Qalich's remark that he saw in these fields "people who are not seen anywhere else" is perhaps the most revealing line in the exchange. It describes a population that exists only within the state-sponsored cultural space — people whose cultural participation is entirely a function of their institutional or political standing, and who do not appear in any other venue because they would not gain entry elsewhere. The party has its own guest list, and the guest list is not interchangeable with any other public.
What remains uncertain
The sources do not specify what prompted Qalich to offer these remarks on this particular morning, or whether they were part of a prepared conference or an unscripted exchange. They do not name the venue of the gathering, nor the specific event at which they were delivered. The audience composition — whether primarily cultural sector insiders, journalists, or a mixed public — is also unconfirmed by the available reporting.
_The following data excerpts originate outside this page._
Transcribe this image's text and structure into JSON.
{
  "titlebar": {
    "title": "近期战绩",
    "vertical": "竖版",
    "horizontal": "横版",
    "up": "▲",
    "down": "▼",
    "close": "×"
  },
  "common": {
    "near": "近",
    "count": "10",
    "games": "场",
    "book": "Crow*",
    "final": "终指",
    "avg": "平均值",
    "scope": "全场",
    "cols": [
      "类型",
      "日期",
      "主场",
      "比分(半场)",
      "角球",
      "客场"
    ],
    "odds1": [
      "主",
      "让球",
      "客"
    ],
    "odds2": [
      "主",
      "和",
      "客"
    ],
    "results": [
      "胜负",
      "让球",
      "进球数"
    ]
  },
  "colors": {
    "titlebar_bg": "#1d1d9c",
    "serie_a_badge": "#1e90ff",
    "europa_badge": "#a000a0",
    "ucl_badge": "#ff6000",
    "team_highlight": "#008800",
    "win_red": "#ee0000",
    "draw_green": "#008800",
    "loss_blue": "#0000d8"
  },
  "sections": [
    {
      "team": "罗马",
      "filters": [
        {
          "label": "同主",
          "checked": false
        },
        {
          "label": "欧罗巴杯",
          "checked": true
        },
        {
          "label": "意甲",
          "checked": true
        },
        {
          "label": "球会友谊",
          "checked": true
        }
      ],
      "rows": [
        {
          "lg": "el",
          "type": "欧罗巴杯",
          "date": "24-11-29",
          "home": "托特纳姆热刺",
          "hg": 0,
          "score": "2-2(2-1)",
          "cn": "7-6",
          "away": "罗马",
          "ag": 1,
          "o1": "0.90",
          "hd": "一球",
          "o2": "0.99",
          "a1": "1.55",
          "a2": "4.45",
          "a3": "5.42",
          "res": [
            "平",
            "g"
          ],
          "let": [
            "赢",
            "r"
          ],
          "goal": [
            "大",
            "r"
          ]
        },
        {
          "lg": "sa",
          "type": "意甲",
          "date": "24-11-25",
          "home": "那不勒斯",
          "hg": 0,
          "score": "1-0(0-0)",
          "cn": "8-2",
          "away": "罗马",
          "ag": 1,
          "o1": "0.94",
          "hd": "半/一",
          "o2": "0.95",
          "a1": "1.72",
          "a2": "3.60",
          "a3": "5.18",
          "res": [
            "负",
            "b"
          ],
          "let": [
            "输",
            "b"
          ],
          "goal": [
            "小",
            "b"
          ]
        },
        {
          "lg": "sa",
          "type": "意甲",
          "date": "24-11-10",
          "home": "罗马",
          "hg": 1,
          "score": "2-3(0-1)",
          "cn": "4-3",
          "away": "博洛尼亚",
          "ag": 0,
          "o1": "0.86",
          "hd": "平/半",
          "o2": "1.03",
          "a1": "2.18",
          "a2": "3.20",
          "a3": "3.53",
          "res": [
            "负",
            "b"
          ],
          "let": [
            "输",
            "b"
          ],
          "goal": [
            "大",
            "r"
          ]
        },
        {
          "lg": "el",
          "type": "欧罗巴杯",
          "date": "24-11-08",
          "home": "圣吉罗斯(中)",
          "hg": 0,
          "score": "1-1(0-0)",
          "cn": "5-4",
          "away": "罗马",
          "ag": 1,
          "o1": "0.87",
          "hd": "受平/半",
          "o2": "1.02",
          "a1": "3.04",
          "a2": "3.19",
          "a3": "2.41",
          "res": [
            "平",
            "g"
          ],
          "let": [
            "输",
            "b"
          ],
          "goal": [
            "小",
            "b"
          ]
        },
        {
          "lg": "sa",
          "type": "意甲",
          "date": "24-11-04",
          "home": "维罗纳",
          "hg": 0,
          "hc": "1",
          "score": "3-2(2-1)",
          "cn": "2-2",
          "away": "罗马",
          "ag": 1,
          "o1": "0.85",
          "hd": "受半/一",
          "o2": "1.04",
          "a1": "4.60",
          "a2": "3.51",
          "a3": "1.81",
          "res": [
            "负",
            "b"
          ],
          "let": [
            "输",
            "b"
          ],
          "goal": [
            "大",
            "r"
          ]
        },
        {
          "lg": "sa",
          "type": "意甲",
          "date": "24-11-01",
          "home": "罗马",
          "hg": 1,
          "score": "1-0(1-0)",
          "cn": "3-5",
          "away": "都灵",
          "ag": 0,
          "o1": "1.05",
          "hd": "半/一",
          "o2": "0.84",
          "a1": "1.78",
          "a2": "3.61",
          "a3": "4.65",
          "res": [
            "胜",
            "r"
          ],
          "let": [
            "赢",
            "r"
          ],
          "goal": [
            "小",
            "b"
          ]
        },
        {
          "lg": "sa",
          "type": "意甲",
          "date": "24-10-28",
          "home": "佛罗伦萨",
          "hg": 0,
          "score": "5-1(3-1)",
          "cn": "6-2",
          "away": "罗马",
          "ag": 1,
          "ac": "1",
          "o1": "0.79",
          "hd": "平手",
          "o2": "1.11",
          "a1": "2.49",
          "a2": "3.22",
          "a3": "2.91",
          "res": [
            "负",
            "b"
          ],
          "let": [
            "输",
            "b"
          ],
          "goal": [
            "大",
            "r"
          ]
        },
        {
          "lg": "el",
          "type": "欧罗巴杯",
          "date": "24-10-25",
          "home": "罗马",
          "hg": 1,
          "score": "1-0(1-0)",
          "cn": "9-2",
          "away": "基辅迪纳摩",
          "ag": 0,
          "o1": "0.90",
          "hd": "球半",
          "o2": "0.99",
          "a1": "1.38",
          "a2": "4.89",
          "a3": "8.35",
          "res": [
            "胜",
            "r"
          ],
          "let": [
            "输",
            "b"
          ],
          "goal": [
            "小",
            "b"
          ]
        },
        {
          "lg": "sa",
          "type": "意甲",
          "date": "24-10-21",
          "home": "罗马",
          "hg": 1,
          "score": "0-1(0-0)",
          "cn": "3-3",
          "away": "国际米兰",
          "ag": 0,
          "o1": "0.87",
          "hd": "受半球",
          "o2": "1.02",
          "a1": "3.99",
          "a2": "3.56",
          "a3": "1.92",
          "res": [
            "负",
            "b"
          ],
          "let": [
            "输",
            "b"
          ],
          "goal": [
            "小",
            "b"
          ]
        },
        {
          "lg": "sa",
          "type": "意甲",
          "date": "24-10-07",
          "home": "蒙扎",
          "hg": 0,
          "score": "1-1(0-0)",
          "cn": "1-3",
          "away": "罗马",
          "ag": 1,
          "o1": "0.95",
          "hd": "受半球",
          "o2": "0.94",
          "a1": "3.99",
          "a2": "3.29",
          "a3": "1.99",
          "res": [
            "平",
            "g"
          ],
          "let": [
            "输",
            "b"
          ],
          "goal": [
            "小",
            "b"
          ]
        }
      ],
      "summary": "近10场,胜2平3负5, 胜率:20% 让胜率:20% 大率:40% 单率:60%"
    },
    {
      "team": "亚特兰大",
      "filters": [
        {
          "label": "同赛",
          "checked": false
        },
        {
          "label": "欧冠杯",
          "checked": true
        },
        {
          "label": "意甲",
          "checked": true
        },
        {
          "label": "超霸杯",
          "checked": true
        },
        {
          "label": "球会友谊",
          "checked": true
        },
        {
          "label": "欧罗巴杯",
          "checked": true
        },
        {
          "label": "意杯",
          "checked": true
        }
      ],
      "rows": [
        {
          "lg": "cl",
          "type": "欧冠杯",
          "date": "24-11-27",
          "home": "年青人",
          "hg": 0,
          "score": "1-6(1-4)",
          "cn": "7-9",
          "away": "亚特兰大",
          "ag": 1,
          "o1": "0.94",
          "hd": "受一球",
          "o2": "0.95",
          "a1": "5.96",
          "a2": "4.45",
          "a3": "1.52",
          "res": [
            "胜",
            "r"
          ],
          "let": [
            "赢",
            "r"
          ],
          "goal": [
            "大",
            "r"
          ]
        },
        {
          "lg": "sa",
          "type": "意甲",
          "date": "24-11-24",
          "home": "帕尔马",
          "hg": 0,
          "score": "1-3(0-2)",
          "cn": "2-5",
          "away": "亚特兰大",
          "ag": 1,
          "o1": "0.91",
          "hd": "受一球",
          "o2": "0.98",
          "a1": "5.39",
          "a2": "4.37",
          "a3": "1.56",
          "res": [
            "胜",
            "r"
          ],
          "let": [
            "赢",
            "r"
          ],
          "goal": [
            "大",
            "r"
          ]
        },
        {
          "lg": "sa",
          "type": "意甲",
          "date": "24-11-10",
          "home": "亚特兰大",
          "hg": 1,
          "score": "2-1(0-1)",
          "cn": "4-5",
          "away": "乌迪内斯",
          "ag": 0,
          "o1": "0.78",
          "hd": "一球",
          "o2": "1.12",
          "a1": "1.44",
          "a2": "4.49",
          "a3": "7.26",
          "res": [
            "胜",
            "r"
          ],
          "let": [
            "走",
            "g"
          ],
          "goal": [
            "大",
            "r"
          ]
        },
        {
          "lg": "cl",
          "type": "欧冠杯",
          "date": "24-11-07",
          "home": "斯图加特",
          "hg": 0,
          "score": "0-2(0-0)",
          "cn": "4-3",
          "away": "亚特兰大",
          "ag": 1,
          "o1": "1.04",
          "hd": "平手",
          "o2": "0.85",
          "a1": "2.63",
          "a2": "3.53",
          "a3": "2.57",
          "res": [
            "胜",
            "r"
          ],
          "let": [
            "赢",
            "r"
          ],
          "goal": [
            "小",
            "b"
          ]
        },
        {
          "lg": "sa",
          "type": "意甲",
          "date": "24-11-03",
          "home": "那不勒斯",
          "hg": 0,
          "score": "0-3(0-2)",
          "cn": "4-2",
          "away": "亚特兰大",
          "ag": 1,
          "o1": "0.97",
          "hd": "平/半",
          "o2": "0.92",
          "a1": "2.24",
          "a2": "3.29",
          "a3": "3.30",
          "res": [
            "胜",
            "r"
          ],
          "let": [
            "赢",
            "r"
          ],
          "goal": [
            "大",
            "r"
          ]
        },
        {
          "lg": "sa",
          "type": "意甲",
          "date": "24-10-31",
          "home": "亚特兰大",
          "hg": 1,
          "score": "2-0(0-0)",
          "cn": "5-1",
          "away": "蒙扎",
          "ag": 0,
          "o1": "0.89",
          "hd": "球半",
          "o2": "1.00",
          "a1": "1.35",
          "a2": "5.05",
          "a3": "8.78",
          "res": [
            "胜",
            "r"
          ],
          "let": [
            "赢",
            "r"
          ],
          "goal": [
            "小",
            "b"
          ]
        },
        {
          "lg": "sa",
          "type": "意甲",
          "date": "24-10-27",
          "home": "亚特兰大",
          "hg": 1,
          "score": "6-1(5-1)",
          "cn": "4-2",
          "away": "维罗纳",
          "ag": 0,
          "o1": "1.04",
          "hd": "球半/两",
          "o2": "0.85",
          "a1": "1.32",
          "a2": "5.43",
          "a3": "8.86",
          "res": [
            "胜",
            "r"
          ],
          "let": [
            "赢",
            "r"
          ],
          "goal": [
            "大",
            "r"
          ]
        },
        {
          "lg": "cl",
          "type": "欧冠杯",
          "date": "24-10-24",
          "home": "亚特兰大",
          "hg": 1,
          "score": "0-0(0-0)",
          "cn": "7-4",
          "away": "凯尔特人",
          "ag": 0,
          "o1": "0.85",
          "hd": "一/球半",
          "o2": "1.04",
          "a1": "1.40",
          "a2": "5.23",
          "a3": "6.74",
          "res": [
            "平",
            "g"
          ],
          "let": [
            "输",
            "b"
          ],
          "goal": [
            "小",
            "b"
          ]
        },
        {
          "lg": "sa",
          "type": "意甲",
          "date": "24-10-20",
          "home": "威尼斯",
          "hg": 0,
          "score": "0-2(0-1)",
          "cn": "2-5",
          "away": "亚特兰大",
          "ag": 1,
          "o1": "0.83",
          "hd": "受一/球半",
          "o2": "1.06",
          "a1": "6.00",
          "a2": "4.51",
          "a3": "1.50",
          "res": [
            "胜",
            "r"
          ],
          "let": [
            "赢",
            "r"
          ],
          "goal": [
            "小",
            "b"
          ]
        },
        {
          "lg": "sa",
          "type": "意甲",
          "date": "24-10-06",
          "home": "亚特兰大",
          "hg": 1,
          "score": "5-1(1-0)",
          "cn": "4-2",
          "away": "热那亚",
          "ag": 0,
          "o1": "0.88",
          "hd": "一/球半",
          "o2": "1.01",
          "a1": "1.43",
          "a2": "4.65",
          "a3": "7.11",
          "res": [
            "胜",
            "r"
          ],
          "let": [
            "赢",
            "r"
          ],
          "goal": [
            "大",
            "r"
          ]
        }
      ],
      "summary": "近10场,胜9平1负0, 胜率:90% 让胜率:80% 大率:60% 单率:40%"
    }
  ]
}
What is confirmed is the text: the phrasing, the specificity, and the fact that an agency with institutional proximity to Iran's cultural establishment chose to transmit it in full. In a media environment where such choices are never accidental, the transmission itself is the story.
The desk notes
Tasnim News Agency reported Qalich's remarks as straight cultural commentary without framing them as a challenge to policy or a symptom of dysfunction. The wire framing leaned into the "party" description as a positive characterisation — an Iranian cultural space described from the inside, on its own terms. Monexus has situated these remarks within the structural context of how Iran's patronage economy shapes cultural access, and noted that the nepotism reference — "build a job, they will pull you up" — carries a specific institutional meaning that the wire framing did not foreground. The article finds the tension in the text rather than importing it.